HuggingFace Tokenizers compatibility

Question

HuggingFace Tokenizers compatibility

gabeorlanski opened this issue 2 years ago · comments

Hi, I have been trying to get SeqIO to work with HuggingFace's tokenizers for a bit but have been running into trouble with non-t5 based tokenizers. Specifically, it seems that, because they are not sentencepiece tokenizers, tokenizers for models such as GPT-2 are incompatible with SeqIO's SentencePieceVocabulary as they only have the vocab files:

{
  'vocab_file': 'vocab.json',
  'merges_file': 'merges.txt',
  'tokenizer_file': 'tokenizer.json'
}

Is there a currently supported way to use these tokenizers with SeqIO? Or would I need to make my own vocab class?

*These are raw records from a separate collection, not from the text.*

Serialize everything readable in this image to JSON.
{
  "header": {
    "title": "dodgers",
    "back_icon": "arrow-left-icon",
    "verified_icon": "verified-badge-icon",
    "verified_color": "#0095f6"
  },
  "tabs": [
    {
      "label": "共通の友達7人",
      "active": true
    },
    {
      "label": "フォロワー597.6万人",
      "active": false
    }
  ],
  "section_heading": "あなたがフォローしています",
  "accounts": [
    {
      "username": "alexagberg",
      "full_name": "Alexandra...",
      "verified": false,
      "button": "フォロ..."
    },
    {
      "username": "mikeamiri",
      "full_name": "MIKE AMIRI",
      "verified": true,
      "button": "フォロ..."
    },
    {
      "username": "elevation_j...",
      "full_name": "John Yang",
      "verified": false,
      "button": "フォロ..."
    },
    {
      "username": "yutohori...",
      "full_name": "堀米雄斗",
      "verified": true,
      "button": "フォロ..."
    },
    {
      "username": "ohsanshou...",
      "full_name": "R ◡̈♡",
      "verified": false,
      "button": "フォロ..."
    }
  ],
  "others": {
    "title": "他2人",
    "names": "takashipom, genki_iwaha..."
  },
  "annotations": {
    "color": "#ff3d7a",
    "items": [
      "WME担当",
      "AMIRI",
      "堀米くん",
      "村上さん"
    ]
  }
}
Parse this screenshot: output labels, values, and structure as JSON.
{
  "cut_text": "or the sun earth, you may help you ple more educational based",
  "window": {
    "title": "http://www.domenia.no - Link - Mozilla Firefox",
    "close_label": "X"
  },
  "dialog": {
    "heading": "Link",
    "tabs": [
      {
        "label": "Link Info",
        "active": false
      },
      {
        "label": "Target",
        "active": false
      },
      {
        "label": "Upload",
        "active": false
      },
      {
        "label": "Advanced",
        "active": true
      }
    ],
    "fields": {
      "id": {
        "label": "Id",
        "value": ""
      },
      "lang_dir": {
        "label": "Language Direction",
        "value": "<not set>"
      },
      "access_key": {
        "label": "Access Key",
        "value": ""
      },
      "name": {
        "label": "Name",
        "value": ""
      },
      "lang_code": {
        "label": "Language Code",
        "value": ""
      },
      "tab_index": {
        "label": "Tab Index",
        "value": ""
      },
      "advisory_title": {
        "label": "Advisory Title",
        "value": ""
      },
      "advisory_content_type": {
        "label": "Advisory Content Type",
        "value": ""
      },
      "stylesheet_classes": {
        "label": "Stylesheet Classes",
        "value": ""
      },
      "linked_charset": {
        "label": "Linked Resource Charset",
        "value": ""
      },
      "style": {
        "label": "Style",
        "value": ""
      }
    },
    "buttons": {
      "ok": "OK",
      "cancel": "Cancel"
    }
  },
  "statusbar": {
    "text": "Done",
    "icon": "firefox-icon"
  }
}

Adam Roberts · Answer 1 · Wed Feb 02 2022 04:00:40 GMT+0800 (China Standard Time)

You can make your own subclass of seqio.Vocabulary that provides this compatibility. It would be an excellent contribution to the codebase!

Gaurav Mishra · Answer 2 · Wed Feb 02 2022 10:59:49 GMT+0800 (China Standard Time)

+1 this would be great to have!

OhadRubin · Answer 3 · Tue May 31 2022 22:31:54 GMT+0800 (China Standard Time)

Hey, i'm about to implement this in the near future (and hopefully make a pull request).
Specifically for the GPT-2 tokenizer, but it doesn't really matter.
Are there any things/pitfall I should look out for?